Saya pernah mendengar ceramah dari Kiai Gringsing dari Jombang, beliau mengatakan begini, “Mustahil orang bisa disebut sebagai Saleh/Salihah jika hubungannya dengan Tuhan, Manusia dan Alam tidaklah seimbang. Artinya, jika ada orang yang hanya baik dalam berhubungan dengan Tuhan, tapi hubungan dia dengan manusia dan alam tidak baik. Bukankah Hablum Minallah, Hablum Minannas dan Hablum Minal Alam itu harus seimbang. Iya, kan Ji?”, Basir mencoba menjelaskan apa yang pernah ia dengar saat ikut ngaji di acara Maulid Nabi bulan lalu.
“Hmm, iya juga sih”, Tejo yang sedari tadi mikir, manggut-manggut meng-iyakan penjelasan dari Tarji dan Basir.
“Maaf Mas-mas, warung mau saya tutup karena sudah mau Maghrib. Kalau mau ngobrol besok lagi aja”. Mbak Yem memberi pengumuman kepada para pelanggan warungnya.

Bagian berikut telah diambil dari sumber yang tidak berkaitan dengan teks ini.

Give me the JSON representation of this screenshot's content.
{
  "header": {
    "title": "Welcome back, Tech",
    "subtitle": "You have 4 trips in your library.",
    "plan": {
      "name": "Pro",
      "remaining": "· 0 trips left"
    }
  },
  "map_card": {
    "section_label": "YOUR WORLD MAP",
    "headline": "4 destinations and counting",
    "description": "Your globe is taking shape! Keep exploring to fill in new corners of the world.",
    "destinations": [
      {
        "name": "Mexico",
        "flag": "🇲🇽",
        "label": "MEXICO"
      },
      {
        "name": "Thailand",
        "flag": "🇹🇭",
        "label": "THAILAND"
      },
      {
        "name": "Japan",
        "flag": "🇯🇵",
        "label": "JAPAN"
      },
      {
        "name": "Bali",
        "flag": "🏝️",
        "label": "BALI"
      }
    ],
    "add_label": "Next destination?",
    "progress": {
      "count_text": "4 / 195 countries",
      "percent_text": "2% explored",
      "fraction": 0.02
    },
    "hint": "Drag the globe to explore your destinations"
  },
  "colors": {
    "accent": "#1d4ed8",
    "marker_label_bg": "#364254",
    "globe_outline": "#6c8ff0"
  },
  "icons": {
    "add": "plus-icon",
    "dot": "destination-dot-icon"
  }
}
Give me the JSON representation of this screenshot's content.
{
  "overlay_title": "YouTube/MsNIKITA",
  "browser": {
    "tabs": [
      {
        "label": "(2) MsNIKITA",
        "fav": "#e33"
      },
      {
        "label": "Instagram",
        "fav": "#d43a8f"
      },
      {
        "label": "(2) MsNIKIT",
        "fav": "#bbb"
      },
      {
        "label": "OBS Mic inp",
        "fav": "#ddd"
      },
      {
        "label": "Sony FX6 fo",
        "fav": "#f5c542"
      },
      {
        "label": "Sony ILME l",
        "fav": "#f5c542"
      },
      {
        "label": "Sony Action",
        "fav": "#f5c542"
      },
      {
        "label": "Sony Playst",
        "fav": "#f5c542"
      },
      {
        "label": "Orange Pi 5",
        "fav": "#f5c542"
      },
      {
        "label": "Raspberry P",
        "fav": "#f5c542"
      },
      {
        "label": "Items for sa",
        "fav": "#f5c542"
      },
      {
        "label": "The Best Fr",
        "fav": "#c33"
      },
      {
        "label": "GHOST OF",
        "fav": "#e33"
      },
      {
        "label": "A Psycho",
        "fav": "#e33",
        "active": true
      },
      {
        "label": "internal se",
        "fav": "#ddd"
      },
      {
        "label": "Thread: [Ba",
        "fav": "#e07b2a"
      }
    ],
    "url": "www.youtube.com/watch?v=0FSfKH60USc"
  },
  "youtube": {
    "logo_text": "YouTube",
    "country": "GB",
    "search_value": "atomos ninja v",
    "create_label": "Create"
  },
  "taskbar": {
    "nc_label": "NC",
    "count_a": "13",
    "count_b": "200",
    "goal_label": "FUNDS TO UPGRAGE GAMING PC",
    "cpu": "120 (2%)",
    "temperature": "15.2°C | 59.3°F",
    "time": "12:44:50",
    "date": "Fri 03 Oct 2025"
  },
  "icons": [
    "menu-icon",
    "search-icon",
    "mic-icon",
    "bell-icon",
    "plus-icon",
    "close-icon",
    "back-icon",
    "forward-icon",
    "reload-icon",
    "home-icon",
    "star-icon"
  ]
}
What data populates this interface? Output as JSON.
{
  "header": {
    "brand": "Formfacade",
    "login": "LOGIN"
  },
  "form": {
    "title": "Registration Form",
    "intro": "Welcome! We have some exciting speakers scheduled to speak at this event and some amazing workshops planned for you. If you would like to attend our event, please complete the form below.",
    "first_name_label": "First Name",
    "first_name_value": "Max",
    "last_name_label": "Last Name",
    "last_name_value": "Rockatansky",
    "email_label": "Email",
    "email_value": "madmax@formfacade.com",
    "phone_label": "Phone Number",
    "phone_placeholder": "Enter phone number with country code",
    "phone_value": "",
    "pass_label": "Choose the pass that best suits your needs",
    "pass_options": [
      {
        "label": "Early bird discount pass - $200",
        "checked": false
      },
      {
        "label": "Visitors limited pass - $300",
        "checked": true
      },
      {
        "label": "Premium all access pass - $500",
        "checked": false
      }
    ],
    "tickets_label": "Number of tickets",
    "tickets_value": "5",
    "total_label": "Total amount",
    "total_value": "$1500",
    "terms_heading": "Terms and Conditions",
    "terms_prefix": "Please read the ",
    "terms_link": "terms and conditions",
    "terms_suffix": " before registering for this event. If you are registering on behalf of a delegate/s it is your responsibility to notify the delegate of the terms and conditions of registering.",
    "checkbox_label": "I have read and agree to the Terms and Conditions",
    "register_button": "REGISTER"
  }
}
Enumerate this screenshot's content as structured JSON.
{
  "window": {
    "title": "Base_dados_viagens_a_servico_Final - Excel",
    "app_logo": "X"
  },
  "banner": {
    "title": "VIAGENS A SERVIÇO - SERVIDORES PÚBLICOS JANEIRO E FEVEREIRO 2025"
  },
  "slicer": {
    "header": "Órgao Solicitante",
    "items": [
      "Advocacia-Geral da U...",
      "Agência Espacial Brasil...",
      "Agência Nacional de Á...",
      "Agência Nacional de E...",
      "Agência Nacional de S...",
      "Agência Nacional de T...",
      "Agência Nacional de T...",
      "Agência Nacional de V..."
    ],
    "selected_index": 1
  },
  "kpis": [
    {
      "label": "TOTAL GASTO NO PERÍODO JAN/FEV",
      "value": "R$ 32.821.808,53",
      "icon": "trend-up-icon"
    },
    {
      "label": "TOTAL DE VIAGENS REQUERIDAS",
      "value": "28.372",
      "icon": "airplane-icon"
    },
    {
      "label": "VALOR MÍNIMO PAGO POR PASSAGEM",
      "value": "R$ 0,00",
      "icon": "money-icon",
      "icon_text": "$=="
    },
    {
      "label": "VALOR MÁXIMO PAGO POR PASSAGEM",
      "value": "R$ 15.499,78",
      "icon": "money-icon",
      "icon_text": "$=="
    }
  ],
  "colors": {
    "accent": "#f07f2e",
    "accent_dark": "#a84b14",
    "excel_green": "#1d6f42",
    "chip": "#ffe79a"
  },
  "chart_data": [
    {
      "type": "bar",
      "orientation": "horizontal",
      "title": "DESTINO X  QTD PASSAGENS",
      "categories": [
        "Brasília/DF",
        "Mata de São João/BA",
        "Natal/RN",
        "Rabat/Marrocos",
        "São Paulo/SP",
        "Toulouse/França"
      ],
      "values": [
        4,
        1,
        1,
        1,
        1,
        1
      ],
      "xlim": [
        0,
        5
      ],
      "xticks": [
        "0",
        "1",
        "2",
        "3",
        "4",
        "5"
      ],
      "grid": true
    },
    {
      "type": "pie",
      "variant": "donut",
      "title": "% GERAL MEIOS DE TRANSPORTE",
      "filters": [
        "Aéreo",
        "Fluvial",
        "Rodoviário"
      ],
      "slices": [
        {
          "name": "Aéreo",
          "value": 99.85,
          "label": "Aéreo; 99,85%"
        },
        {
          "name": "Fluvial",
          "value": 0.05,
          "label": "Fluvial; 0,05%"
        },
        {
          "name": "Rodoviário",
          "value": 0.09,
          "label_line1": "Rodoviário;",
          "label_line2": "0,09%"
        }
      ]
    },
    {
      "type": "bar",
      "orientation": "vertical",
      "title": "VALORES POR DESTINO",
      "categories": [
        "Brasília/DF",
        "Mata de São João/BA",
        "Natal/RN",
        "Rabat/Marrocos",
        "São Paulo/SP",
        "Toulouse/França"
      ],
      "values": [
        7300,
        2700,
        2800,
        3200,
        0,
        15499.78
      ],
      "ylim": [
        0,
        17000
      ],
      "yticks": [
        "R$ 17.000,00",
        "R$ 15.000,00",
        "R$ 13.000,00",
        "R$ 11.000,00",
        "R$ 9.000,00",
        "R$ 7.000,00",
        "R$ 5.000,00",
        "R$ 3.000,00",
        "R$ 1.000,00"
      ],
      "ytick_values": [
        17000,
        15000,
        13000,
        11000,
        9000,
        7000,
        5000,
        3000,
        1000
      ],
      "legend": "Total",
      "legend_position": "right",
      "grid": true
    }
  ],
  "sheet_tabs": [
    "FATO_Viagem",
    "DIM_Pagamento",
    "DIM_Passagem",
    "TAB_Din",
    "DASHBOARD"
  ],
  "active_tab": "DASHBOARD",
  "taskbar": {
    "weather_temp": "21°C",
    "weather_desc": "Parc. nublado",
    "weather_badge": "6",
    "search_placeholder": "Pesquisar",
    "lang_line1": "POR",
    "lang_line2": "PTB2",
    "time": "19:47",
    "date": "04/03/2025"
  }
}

“Oke deh, saya pulang duluan” sambil ngeloyor keluar warung Basir pamitan.
Sebelum meninggalkan warung, Tarji kembali menggombali Mbak Yem terlebih dahulu. “Mbak Yem. Bagiku, memandang selain wajahmu adalah derita” muka Mbak Yem tampak memerah karena malu dan ia senyum-senyum sendiri melihat tingkah Tarji.
Keesokan harinya, setelah selesai melaksanakan shalat subuh, Tejo melihat berita di salah satu stasiun televisi. Dia terkaget-kaget dan tak habis pikir. Mas Suto yang ia anggap sebagai orang saleh dan taat beragama itu, menjadi salah satu pelaku bom bunuh diri di sebuah gereja di Malang.